Taped on a wall inside a gas station off Highway 59 — amid a collage of business cards for lawn care and Bible tutoring services — it reads:
Name: Aubrey Dameron
Age: 25 years old
Height: 5’10
Weight: 140 lbs
Last Seen: Grove, Oklahoma 03/09/2019
Since Dameron disappeared from her northeast Oklahoma home nearly a year ago, her aunt, Pam Smith, has plastered dozens of placards around town. She has also organized search teams to scour fields and to drain a pond. And she has repeatedly pleaded for information in Facebook posts.
But so far, nothing.
“We just want to bring her home,” Smith said on a recent morning outside the gas station. “We want answers.”
Dameron, a member of the Cherokee Nation, is one of thousands of indigenous women who have gone missing or were found murdered in recent years.
Last year alone, nearly 5,600 Native American women were reported missing, according to the FBI’s National Crime Information Center. The actual number, activists say, is probably much higher, in part because local authorities sometimes mistakenly list the victims as Latina or white.
In November, President Trump signed an executive order establishing a federal task force to explore what he termed a crisis of violence against indigenous women.

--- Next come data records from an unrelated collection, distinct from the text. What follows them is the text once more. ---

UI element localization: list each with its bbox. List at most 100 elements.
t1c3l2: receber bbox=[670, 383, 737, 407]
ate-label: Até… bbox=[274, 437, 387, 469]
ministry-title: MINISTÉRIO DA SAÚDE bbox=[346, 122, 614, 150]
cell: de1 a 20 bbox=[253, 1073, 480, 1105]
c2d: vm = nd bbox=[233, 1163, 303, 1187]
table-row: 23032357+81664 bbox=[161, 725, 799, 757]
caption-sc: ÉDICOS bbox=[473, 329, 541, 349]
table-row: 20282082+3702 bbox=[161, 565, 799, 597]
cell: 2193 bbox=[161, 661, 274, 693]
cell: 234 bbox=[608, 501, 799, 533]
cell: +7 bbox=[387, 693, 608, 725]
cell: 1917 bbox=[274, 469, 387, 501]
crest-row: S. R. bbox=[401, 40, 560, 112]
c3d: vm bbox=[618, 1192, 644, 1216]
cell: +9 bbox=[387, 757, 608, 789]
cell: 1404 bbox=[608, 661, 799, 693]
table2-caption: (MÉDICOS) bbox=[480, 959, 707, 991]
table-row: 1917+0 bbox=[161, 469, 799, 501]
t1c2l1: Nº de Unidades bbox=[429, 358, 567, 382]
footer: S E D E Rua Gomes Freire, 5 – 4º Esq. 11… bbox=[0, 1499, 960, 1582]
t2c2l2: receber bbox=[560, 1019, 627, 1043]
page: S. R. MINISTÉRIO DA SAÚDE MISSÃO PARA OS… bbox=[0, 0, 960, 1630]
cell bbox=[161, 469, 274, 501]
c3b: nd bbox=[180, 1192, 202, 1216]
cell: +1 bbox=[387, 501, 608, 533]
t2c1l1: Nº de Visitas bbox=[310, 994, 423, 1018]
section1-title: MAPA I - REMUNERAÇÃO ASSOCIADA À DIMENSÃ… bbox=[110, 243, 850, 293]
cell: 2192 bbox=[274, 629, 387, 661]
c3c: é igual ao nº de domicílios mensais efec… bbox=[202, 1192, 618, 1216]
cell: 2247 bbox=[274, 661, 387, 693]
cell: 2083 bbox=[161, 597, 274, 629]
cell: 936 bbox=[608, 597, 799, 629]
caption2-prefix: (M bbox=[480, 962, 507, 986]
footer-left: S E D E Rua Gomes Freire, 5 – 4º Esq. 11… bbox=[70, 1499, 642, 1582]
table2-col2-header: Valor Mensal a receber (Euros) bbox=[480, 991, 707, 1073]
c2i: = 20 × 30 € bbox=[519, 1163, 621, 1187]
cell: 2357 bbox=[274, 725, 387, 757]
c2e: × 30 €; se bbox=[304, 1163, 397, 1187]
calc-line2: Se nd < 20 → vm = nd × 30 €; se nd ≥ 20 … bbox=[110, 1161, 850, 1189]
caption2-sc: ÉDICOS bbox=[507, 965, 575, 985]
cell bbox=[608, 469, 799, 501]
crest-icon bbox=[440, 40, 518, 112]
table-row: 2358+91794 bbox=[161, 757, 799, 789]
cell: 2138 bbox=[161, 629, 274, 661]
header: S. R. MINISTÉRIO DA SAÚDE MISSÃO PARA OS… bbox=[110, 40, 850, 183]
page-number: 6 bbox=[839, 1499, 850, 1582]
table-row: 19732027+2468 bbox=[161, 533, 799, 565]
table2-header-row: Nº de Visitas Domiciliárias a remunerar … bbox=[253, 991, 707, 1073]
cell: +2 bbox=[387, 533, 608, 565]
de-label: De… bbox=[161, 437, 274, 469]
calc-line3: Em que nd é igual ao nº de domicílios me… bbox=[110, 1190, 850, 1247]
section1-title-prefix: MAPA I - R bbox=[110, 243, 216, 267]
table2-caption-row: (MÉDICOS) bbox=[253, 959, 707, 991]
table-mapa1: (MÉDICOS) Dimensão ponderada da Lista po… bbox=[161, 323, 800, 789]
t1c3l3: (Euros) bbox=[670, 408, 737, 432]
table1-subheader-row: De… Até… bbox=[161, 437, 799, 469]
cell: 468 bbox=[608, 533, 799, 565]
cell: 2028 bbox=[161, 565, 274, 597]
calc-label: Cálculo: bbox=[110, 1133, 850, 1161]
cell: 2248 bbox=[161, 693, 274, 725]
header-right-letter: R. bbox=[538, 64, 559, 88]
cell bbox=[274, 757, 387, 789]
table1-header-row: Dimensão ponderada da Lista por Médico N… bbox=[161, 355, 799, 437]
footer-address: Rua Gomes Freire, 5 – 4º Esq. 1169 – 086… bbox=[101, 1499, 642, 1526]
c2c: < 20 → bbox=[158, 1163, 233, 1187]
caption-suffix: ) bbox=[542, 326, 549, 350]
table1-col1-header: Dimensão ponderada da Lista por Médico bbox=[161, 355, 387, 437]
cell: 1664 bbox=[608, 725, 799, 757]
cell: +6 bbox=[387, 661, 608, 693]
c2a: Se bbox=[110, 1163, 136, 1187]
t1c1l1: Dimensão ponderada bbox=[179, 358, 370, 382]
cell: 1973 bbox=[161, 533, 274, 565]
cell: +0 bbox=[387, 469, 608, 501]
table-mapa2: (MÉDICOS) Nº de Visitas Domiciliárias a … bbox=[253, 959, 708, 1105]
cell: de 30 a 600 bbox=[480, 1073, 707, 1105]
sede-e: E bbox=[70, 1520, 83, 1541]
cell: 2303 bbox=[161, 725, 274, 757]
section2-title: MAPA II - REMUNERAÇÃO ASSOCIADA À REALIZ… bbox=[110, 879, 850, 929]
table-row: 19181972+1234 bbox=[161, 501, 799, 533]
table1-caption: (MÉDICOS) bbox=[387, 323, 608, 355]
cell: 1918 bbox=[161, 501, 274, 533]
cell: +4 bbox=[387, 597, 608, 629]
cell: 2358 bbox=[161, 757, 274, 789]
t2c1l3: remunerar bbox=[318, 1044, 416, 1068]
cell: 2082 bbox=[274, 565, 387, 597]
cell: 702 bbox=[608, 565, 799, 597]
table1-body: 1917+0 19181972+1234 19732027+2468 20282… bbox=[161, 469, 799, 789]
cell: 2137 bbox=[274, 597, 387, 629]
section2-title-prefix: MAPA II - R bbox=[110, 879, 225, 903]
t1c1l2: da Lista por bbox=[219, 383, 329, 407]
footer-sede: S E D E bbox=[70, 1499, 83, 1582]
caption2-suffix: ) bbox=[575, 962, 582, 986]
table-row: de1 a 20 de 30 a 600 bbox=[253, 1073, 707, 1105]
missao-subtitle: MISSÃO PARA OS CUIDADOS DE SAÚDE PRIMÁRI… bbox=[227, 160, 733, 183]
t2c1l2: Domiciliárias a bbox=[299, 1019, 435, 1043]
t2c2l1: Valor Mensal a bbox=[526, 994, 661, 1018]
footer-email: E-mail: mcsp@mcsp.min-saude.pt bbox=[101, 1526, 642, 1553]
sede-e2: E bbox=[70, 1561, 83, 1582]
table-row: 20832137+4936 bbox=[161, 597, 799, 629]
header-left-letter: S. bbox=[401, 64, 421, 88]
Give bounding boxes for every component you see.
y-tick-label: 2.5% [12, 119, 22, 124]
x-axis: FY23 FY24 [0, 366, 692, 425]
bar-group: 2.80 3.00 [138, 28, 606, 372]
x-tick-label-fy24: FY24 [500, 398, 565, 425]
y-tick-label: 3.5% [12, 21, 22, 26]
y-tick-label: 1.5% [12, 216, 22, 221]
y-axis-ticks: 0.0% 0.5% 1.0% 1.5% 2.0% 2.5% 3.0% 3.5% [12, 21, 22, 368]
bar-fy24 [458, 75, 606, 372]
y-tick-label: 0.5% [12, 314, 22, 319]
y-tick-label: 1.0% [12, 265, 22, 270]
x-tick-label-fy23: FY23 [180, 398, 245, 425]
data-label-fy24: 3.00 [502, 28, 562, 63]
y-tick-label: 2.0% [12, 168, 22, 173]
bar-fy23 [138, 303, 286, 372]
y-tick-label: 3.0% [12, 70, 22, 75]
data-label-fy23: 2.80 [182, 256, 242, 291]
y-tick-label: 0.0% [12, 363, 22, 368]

Atty. Gen. William Barr announced that $1.5 million would be targeted to hire missing-persons coordinators in U.S. attorney’s offices that handle large caseloads in Native American areas, including ones in Arizona, New Mexico and Oklahoma, and to establish better protocols for handling such cases. For years, activists and even state officials have acknowledged an inability of tribal officials and local law enforcement to work together to solve them.